Islam has traditionally maintained that sick people and travelers can skip their fasts and make them up later, and Islamic clerics in Egypt and the United Arab Emirates extended these exemptions to their country's Olympic athletes this year. 

Many other Muslim athletes have said they would also postpone their fasts until they were finished competing. Sbihi, after consulting a cleric, said he would donate 60 meals for every fast he missed to poor people in Morocco, where his father is from.

Some Muslims have criticized the exemptions as cop-outs. But many others say they demonstrate Islam’s flexibility and undermine perceptions of the faith as rigid and dogmatic.

“If you’re chosen to represent your country, that is a huge responsibility, and to jeopardize that is almost un-Islamic,” said Zahed Amanullah, an American Muslim who has lived in London since 2003, and plans to take his daughter to the tae kwon do and volleyball events.

“Extremism is built on the sense that you always have to do the maximum," Amanullah said. "This demonstrates that Islam is not about doing things to the maximum all the time. It’s about being balanced and moderate and reasonable.”

Amanullah, who worked as construction manager on a few Olympic buildings, also believed the Summer Games will give British Muslims a chance to show themselves as a part of British society. The Muslim athletes will also offer an implicit rebuke to the suicide bombers who terrorized London on July 7, 2005, the day after the city was awarded the 2012 Olympics, he said.

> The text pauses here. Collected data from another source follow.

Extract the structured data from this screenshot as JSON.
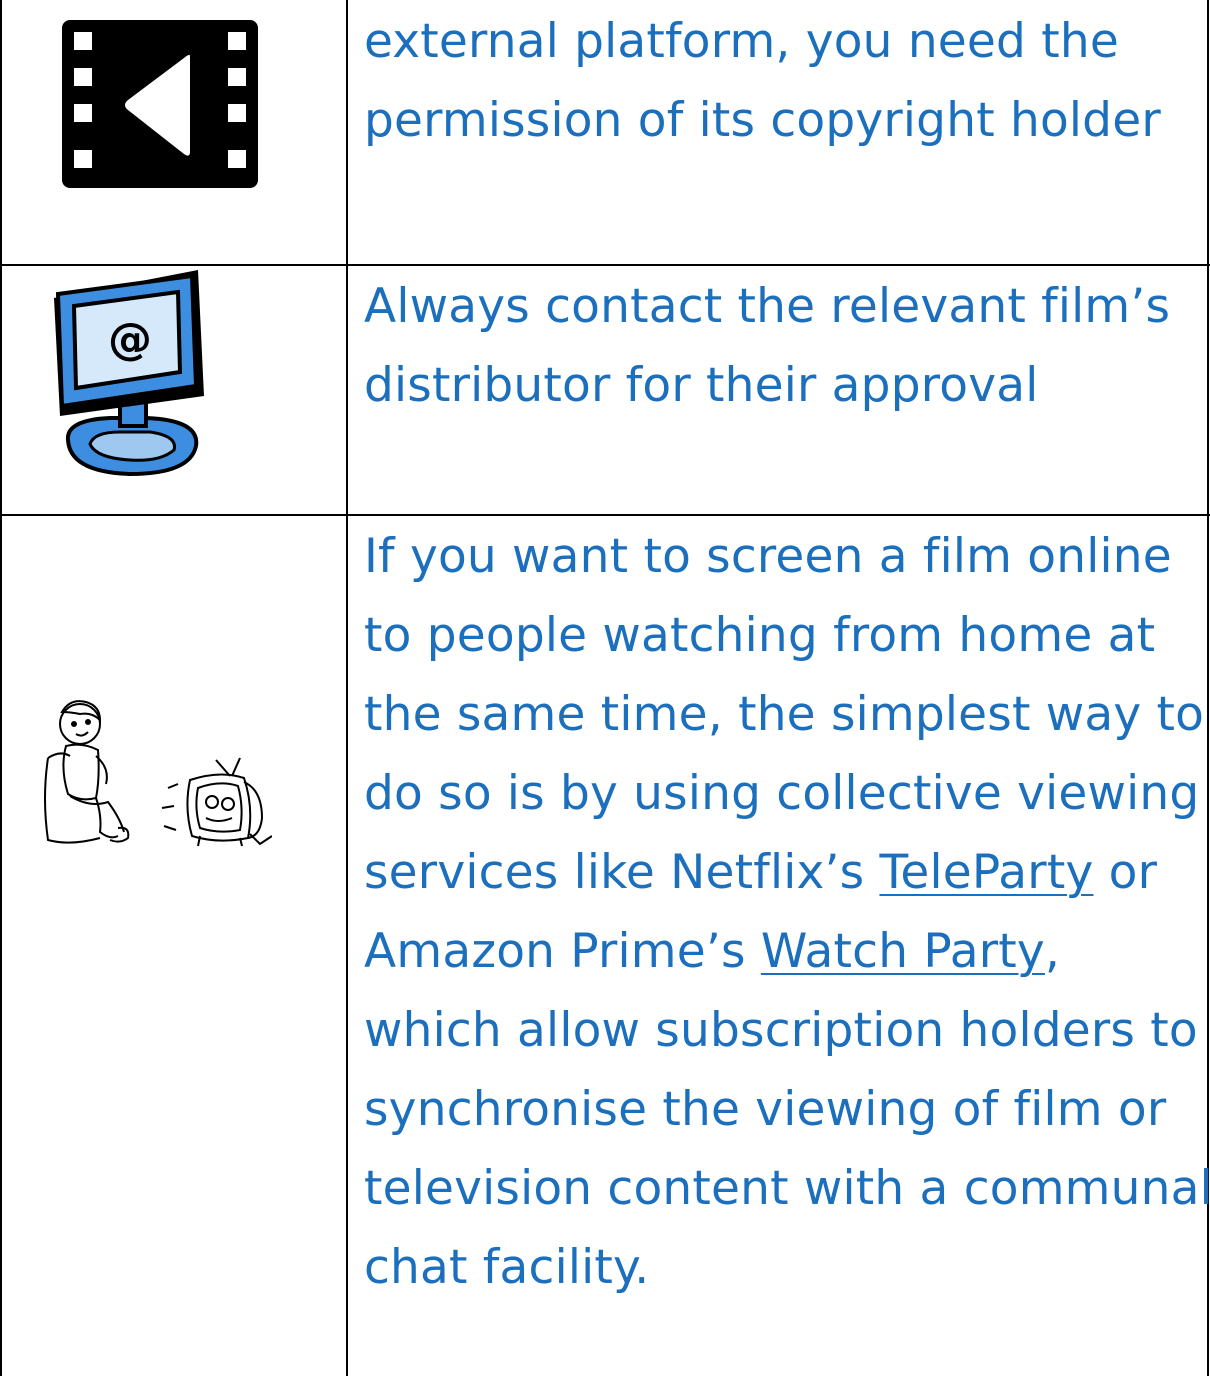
{
  "rows": [
    {
      "icon": "film-strip-play-icon",
      "lines": [
        "external platform, you need the",
        "permission of its copyright holder"
      ]
    },
    {
      "icon": "computer-monitor-email-icon",
      "lines": [
        "Always contact the relevant film’s",
        "distributor for their approval"
      ]
    },
    {
      "icon": "person-watching-tv-icon",
      "line1": "If you want to screen a film online",
      "line2": "to people watching from home at",
      "line3": "the same time, the simplest way to",
      "line4": "do so is by using collective viewing",
      "line5_prefix": "services like Netflix’s ",
      "line5_link": "TeleParty",
      "line5_suffix": " or",
      "line6_prefix": "Amazon Prime’s ",
      "line6_link": "Watch Party",
      "line6_suffix": ",",
      "line7": "which allow subscription holders to",
      "line8": "synchronise the viewing of film or",
      "line9": "television content with a communal",
      "line10": "chat facility."
    }
  ],
  "colors": {
    "text": "#1b6fbd",
    "border": "#000000",
    "monitor_blue": "#3d8ee0"
  }
}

For other Muslims, this year’s Olympics are significant because Saudi Arabia, Qatar, and Brunei will for the first time send female athletes to the Olympics. They are the last Muslim countries to send female athletes.   

“I always watch the Olympics with a lot of interest. But I am specifically interested in following these women and seeing how they do,” said Dr. Sarah Kureshi, a family physician in Washington D.C., who ran track at the University of Central Florida in Orlando.